By Gretchen Kell, Greater Good Magazine, February 17, 2023

There’s a resurgence in psychedelics, banned in the U.S. since 1970 by the federal Controlled Substances Act. That law, signed by then-President Richard Nixon, halted what had been promising research into the drugs’ therapeutic and medicinal potential. Today, psychedelics have been shown in recent, approved clinical trials to alleviate mental distress, even addiction. As a result, efforts to legalize their use also are on the rise.

Last fall, 24 people in a first-of-its-kind training program at the year-old UC Berkeley Center for the Science of Psychedelics began learning to safely guide patients’ psychedelic experiences in therapeutic and research settings. The group of advanced professionals chosen for the nine-month, 175-hour program includes doctors, nurses, social workers, psychologists, chaplains, and others.

Tina Trujillo, an associate professor in the Berkeley Graduate School of Education, helped launch and serves as faculty director of the Certificate Program in Psychedelic Facilitation.

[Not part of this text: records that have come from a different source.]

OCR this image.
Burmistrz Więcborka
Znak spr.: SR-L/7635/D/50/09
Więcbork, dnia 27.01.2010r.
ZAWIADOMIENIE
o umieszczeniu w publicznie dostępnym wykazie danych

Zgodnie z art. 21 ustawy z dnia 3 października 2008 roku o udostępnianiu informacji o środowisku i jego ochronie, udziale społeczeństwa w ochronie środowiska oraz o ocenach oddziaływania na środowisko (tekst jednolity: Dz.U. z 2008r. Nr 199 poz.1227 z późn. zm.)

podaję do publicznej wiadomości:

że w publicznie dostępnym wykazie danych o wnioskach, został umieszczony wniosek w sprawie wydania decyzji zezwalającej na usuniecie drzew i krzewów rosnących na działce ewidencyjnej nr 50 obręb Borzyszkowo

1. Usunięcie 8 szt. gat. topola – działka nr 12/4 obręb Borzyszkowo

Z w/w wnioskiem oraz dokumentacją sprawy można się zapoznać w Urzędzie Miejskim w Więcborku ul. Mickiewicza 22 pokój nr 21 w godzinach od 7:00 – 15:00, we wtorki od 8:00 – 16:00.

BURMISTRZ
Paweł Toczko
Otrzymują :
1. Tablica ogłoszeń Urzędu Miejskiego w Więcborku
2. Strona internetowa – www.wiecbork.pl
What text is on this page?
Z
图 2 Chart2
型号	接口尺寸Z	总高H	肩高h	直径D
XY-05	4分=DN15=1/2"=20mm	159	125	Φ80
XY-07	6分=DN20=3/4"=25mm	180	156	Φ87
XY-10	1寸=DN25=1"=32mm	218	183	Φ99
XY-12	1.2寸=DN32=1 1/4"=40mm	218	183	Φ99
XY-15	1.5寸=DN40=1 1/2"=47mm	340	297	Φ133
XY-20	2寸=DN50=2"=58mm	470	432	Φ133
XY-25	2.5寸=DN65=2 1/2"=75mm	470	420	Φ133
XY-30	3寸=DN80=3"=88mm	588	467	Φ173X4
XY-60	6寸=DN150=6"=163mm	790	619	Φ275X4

She said cohort members “want to be ready to do this work safely and ethically in legal spaces” in states where voters or legislatures are working to enact measures—like Oregon’s Measure 109, approved in 2020—to allow the supervised administration of psilocybin, the “magic” in magic mushrooms, at licensed centers, or where opportunities exist in research studies and ketamine-assisted therapy clinics.